Le médecin du travail peut-il intervenir en cas de harcèlement moral ?

Oui, le médecin du travail joue un rôle central en cas de harcèlement moral. Il peut constater les répercussions sur votre santé, rédiger un certificat médical détaillant le lien entre votre état de santé et vos conditions de travail, et préconiser des aménagements de poste ou un reclassement. Il dispose également d'un pouvoir d'alerte auprès de l'employeur et peut proposer des mesures de protection. Solliciter une visite médicale à votre demande, prévue par l'article R.4624-34 du Code du travail, est une démarche recommandée : le rapport du médecin du travail constitue une pièce probante précieuse dans un dossier prud'homal.

Quel est le rôle de l'inspection du travail en cas de harcèlement moral ?

L'inspecteur du travail est compétent pour recevoir vos signalements, mener des enquêtes au sein de l'entreprise et mettre en demeure l'employeur de prendre les mesures nécessaires pour faire cesser le harcèlement, en application de l'article L.8112-1 du Code du travail. Il peut dresser des procès-verbaux qui seront transmis au parquet en cas d'infraction pénale, le harcèlement moral étant pénalement réprimé par l'article 222-33-2 du Code pénal. Saisir l'inspection du travail ne suspend pas le délai de prescription prud'homal, mais crée une traçabilité officielle des faits qui peut renforcer votre dossier.

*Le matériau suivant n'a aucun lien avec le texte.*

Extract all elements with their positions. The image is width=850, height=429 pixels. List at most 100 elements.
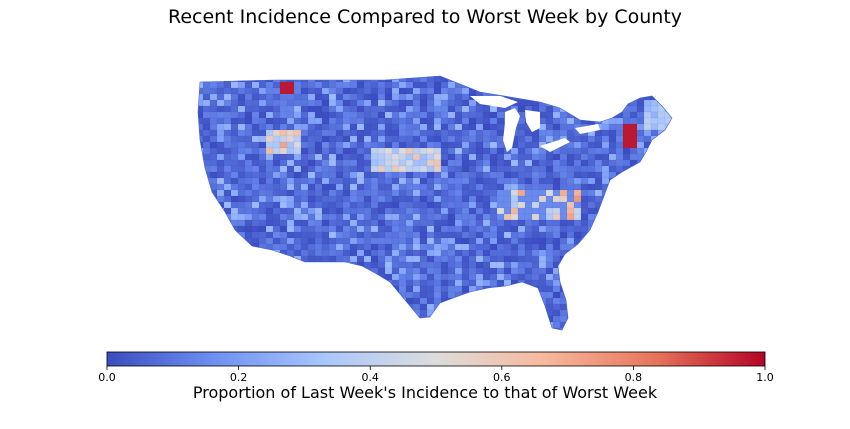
county-cell: [657, 111, 666, 119]
county-cell: [237, 237, 246, 245]
county-cell: [524, 237, 533, 245]
county-cell: [286, 213, 295, 221]
county-cell: [503, 243, 512, 251]
county-cell: [440, 261, 449, 269]
county-cell: [566, 105, 575, 113]
county-cell: [475, 291, 484, 299]
county-cell: [503, 165, 512, 173]
county-cell: [412, 225, 421, 233]
county-cell: [307, 153, 316, 161]
county-cell: [293, 267, 302, 275]
county-cell: [307, 129, 316, 137]
county-cell: [391, 189, 400, 197]
county-cell: [552, 153, 561, 161]
county-cell: [377, 129, 386, 137]
county-cell: [664, 255, 672, 263]
county-cell: [650, 225, 659, 233]
county-cell: [531, 207, 540, 215]
colorbar-label: Proportion of Last Week's Incidence to t…: [192, 383, 658, 402]
county-cell: [419, 99, 428, 107]
county-cell: [454, 213, 463, 221]
county-cell: [559, 147, 568, 155]
county-cell: [314, 327, 323, 330]
county-cell: [223, 123, 232, 131]
county-cell: [328, 141, 337, 149]
county-cell: [524, 153, 533, 161]
county-cell: [237, 285, 246, 293]
county-cell: [356, 315, 365, 323]
county-cell: [412, 195, 421, 203]
county-cell: [426, 105, 435, 113]
county-cell: [629, 129, 638, 137]
county-cell: [391, 291, 400, 299]
county-cell: [398, 261, 407, 269]
county-cell: [552, 165, 561, 173]
county-cell: [468, 129, 477, 137]
county-cell: [594, 129, 603, 137]
county-cell: [198, 159, 204, 167]
county-cell: [650, 159, 659, 167]
county-cell: [371, 334, 378, 340]
county-cell: [440, 291, 449, 299]
county-cell: [454, 225, 463, 233]
county-cell: [636, 261, 645, 269]
county-cell: [602, 334, 609, 340]
county-cell: [469, 334, 476, 340]
county-cell: [209, 225, 218, 233]
county-cell: [329, 334, 336, 340]
county-cell: [356, 273, 365, 281]
county-cell: [650, 255, 659, 263]
county-cell: [384, 117, 393, 125]
county-cell: [552, 231, 561, 239]
county-cell: [216, 255, 225, 263]
county-cell: [405, 303, 414, 311]
county-cell: [314, 105, 323, 113]
county-cell: [377, 189, 386, 197]
county-cell: [615, 135, 624, 143]
county-cell: [279, 117, 288, 125]
county-cell: [650, 105, 659, 113]
county-cell: [230, 111, 239, 119]
county-cell: [223, 147, 232, 155]
county-cell: [447, 171, 456, 179]
county-cell: [524, 159, 533, 167]
county-cell: [531, 87, 540, 95]
county-cell: [433, 129, 442, 137]
county-cell: [300, 303, 309, 311]
county-cell: [198, 201, 204, 209]
county-cell: [447, 273, 456, 281]
county-cell: [251, 297, 260, 305]
county-cell: [629, 87, 638, 95]
county-cell: [419, 273, 428, 281]
county-cell: [587, 273, 596, 281]
county-cell: [391, 219, 400, 227]
county-cell: [650, 147, 659, 155]
county-cell: [580, 171, 589, 179]
county-cell: [468, 291, 477, 299]
county-cell: [216, 219, 225, 227]
county-cell: [398, 285, 407, 293]
county-cell: [237, 129, 246, 137]
county-cell: [258, 291, 267, 299]
county-cell: [503, 171, 512, 179]
county-cell: [608, 297, 617, 305]
county-cell: [524, 225, 533, 233]
county-cell: [671, 213, 672, 221]
county-cell: [342, 117, 351, 125]
county-cell: [657, 171, 666, 179]
county-cell: [552, 177, 561, 185]
county-cell: [419, 321, 428, 329]
county-cell: [258, 255, 267, 263]
county-cell: [258, 237, 267, 245]
county-cell: [265, 99, 274, 107]
county-cell: [244, 267, 253, 275]
county-cell: [286, 189, 295, 197]
county-cell: [454, 76, 463, 83]
county-cell: [629, 147, 638, 155]
county-cell: [531, 93, 540, 101]
county-cell: [307, 267, 316, 275]
county-cell: [279, 135, 288, 143]
county-cell: [314, 219, 323, 227]
county-cell: [531, 81, 540, 89]
county-cell: [293, 165, 302, 173]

Peut-on cumuler une action aux prud'hommes et une plainte pénale pour harcèlement moral ?

Oui, les voies civile et pénale sont indépendantes et peuvent être menées simultanément. Sur le plan pénal, l'article 222-33-2 du Code pénal punit le harcèlement moral au travail de deux ans d'emprisonnement et de 30 000 euros d'amende. Vous pouvez déposer une plainte auprès du procureur de la République ou vous constituer partie civile devant le juge d'instruction pour obtenir réparation du préjudice pénal. Sur le plan civil, l'action devant le Conseil de prud'hommes vise à obtenir la réparation du préjudice subi dans le cadre de la relation de travail. Les deux actions sont complémentaires et les indemnités obtenues dans chaque cadre ne se compensent pas.

Que faire si mon employeur ne prend aucune mesure contre le harcèlement moral signalé ?

L'employeur a une obligation légale de prévention et de protection en vertu de l'article L.4121-1 du Code du travail : il doit prendre toutes les mesures nécessaires pour protéger la santé physique et mentale de ses salariés. En cas d'inaction après signalement, sa responsabilité peut être engagée même s'il n'est pas l'auteur direct du harcèlement. Vous pouvez alors saisir le CHSCT ou le CSE (comité social et économique), alerter l'inspection du travail, prendre acte de la rupture de votre contrat de travail aux torts de l'employeur, ou demander la résiliation judiciaire de votre contrat. Ces deux dernières options, traitées comme un licenciement sans cause réelle et sérieuse voire nul, ouvrent droit aux indemnités maximales prévues notamment par l'article L.1235-3-1 du Code du travail.